Abstract

The types of pre-licensure clinical placements being used and by what health professions are becoming an important and pressing issue as concerns about clinical placement shortages and competition for placements increase. This study was designed to address a gap in the literature by quantifying the range and specific types of pre-licensure clinical placements being used by nursing and other health professions. This was a Canadian national online cross-sectional survey designed to create an inventory of the types of hospital, community, long-term care, and innovative settings being used for pre-licensure clinical placements by schools of nursing, licensed practical nursing, registered psychiatric nursing, midwifery, occupational therapy, physiotherapy, and medicine. The response rate was 70% (113/162). There was no difference in nursing vs. other professions in the general types of placements used-hospitals (97%), community (93%), and long-term care (93%), or travel out of the academic community for placements (85%) which was primarily intra-provincial and rural.
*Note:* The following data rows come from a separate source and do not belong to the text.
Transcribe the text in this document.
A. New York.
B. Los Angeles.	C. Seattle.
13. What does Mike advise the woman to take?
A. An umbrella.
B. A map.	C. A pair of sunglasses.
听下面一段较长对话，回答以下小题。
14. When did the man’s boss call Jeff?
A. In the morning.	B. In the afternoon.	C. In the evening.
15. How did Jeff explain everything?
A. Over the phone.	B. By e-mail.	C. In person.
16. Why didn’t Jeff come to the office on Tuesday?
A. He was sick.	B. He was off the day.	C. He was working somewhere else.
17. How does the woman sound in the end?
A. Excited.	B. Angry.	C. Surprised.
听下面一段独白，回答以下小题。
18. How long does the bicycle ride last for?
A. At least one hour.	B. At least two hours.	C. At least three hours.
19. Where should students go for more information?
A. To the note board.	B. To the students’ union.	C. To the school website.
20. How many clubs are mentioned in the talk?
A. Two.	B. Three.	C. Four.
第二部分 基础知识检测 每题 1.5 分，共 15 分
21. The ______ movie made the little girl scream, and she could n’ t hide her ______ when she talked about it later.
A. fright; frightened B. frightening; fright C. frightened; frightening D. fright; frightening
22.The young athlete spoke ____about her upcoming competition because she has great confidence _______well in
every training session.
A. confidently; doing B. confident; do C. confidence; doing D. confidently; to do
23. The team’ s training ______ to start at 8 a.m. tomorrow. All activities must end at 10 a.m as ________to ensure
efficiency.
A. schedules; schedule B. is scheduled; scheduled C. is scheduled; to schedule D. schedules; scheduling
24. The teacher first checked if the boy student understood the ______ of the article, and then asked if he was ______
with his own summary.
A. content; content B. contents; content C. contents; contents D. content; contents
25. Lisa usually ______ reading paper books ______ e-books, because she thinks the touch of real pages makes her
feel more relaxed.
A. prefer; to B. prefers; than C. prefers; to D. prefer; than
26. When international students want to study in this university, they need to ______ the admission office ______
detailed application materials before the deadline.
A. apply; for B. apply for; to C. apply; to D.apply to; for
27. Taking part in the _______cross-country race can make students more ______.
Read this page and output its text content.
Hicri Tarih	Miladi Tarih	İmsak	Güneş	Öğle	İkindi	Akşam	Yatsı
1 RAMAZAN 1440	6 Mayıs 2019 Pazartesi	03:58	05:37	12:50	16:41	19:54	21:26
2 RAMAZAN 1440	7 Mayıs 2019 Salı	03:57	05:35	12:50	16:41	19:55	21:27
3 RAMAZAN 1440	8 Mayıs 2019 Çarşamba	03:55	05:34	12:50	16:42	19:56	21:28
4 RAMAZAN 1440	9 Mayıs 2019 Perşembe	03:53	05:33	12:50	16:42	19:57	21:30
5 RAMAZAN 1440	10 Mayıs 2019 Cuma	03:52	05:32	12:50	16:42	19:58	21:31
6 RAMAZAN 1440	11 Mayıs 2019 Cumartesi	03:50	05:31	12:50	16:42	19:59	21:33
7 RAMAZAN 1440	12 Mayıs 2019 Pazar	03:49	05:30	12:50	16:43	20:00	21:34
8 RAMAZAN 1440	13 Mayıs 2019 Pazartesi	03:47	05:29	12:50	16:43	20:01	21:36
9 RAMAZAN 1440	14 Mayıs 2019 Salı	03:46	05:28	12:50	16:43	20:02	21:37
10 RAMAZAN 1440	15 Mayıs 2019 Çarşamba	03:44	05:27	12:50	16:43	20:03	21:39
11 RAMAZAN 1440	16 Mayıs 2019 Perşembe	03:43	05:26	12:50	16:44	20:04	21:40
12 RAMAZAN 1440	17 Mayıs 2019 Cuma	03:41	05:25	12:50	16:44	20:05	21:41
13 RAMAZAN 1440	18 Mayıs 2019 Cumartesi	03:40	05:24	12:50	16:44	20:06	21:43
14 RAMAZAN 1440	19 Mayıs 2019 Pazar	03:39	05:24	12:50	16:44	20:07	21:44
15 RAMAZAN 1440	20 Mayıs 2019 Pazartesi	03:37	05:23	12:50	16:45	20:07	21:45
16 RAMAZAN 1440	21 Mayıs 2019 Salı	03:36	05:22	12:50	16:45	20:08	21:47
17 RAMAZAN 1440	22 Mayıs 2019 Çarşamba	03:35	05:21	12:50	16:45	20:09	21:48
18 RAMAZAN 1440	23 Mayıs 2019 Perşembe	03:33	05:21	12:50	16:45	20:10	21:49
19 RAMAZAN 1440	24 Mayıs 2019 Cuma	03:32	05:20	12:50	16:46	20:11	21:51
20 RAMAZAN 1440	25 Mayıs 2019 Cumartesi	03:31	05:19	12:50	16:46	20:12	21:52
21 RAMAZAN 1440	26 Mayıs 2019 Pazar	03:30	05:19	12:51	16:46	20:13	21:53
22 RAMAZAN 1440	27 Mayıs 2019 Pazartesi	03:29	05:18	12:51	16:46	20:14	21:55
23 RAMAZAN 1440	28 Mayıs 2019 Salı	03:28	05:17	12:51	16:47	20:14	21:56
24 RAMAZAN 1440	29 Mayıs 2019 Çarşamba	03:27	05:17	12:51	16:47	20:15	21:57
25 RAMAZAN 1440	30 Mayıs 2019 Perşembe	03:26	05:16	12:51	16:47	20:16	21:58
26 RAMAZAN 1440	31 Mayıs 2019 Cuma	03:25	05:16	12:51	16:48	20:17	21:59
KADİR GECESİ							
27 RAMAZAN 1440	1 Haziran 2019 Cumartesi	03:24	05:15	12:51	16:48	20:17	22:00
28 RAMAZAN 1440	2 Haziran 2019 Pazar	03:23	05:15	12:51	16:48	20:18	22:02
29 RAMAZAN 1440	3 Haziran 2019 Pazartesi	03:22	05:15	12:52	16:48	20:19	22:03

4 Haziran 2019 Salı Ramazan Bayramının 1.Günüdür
Medical and surgical inpatient units were the specific types of placements most commonly used by all respondents (93%). The significant differences included more nursing schools using inpatient maternal/child (p<0.001), mental health (p=0.006), and pediatric (p=0.006), and community public health (p<0.001), and more other healthcare professions using hospital outpatient orthopedic (p=0.002) and research placements (p=0.001). The innovative placements reported by respondents were all community-based and quite diverse (e.g., summer camps, businesses, etc.). This inventory of pre-licensure clinical placements fills a gap in the literature and revealed a broad and diverse range of settings being used by nursing and other healthcare professions, especially in the community. The diversity raises questions as to whether the organization of clinical education in the past is the best way to meet the needs of tomorrow's healthcare providers, yet it also offers new possibilities for re-contextualizing pre-licensure clinical education.